O acompanhamento do nível da interceptação de luz pelo dossel, bem como o índice de área de foliar, foi realizado utilizando-se o analisador de dossel LAI-2000 da LI-COR® (LI-COR, Linconln, Nebraska, EUA). O monitoramento da IL pelo dossel foi realizado no pós-corte, semanalmente, durante a rebrotação dos pastos até a IL de 90%, e, a partir desse ponto, a cada dois dias, até que as metas de 95 e máxima IL fossem atingidas. A IL foi considerada máxima quando seu valor não aumentou após três medições consecutivas. As medições foram efetuadas em duas estações por unidade experimental, sendo cada estação correspondente a uma leitura em um ponto acima do dossel e cinco pontos rente ao solo, distribuídos aleatoriamente na unidade experimental. A altura do pasto foi obtida no pré-corte, com o uso de uma régua graduada em centímetros, e 10 medições por parcela foram usadas para se obter a média. A coleta desses dados foi aleatória na parcela.

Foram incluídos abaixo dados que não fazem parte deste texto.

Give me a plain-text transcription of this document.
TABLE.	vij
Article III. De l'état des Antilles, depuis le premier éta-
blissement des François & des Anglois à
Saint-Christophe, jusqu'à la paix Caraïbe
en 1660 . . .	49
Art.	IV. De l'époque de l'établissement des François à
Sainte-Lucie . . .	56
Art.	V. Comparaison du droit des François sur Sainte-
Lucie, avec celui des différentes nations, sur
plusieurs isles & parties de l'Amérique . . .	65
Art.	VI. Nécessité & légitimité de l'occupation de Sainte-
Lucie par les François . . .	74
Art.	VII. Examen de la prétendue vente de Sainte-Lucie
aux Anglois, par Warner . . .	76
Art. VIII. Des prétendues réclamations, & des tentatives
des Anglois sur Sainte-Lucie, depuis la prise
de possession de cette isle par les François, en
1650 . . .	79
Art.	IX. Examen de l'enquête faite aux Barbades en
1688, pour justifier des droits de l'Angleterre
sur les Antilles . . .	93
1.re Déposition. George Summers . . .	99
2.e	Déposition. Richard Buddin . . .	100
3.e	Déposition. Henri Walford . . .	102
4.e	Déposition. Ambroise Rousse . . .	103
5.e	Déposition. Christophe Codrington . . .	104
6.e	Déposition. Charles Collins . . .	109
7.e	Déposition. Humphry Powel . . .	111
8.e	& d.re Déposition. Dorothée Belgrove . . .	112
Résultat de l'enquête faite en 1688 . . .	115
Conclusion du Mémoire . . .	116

Um retângulo de armação metálica de 1,05m x 0,66m (0,7m2) foi usado para a colheita de amostra da forragem produzida. Realizada no pré-corte, toda a massa de forragem acima da meta de altura pós-corte para a parcela, que estivesse dentro da área da armação, foi cortada com o auxílio de uma pequena foice, em um único ponto por unidade experimental, representativo da altura média do dossel. A forragem colhida foi armazenada em sacos plásticos identificados, levados ao laboratório e pesados. Essa amostra foi, então, dividida em duas subamostras, uma das quais foi seca em estufa de ventilação forçada a 55ºC, por 72 horas, para quantificação do teor de matéria seca da forragem. Dessa forma, foi possível calcular a massa de forragem (kg ha-1 de MS), multiplicando-se o teor de matéria seca pelo peso total da amostra colhida. A outra subamostra foi separada em seus componentes morfológicos (lâmina foliar viva, colmo vivo e forragem morta), os quais foram levados para estufa de ventilação forçada a 55ºC, por 72 horas, e pesados. Esses dados foram usados para quantificar o percentual de cada componente na massa de forragem.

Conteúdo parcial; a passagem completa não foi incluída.